Optimal Query Allocation in Extractive QA with LLMs: A Learning-to-Defer Framework with Theoretical Guarantees
This addresses the problem of computational inefficiency in extractive QA for resource-constrained environments, offering a scalable solution with theoretical guarantees.
The paper tackles the inefficiency of Large Language Models in extractive question answering by proposing a Learning-to-Defer framework that allocates queries to specialized experts, resulting in enhanced answer reliability and significant computational overhead reduction as demonstrated on SQuADv1, SQuADv2, and TriviaQA datasets.

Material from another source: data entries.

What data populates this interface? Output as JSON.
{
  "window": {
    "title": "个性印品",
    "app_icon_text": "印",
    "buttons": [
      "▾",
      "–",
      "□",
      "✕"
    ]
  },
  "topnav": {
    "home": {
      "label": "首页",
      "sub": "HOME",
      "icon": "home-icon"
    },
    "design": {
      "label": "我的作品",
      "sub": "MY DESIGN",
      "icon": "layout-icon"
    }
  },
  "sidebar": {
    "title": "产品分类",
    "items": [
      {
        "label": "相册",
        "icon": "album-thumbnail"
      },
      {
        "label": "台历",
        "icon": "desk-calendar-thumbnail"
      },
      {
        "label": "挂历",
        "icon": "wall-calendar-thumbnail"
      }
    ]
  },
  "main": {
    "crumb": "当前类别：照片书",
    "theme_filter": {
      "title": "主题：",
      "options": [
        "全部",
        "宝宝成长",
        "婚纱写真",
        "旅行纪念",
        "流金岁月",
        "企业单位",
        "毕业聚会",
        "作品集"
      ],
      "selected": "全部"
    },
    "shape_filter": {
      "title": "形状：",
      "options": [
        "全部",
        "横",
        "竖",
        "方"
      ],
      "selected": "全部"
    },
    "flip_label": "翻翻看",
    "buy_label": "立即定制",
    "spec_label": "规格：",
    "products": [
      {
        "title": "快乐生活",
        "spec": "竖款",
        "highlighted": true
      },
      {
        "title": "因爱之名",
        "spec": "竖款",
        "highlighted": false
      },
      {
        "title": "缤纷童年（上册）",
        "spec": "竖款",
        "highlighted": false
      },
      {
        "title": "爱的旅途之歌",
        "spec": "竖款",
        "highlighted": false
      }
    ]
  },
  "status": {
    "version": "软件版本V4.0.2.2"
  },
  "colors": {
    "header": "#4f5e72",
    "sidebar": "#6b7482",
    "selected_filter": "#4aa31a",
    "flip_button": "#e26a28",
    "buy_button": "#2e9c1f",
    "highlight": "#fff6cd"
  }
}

Large Language Models excel in generative tasks but exhibit inefficiencies in structured text selection, particularly in extractive question answering. This challenge is magnified in resource-constrained environments, where deploying multiple specialized models for different tasks is impractical. We propose a Learning-to-Defer framework that allocates queries to specialized experts, ensuring high-confidence predictions while optimizing computational efficiency. Our approach integrates a principled allocation strategy with theoretical guarantees on optimal deferral that balances performance and cost. Empirical evaluations on SQuADv1, SQuADv2, and TriviaQA demonstrate that our method enhances answer reliability while significantly reducing computational overhead, making it well-suited for scalable and efficient EQA deployment.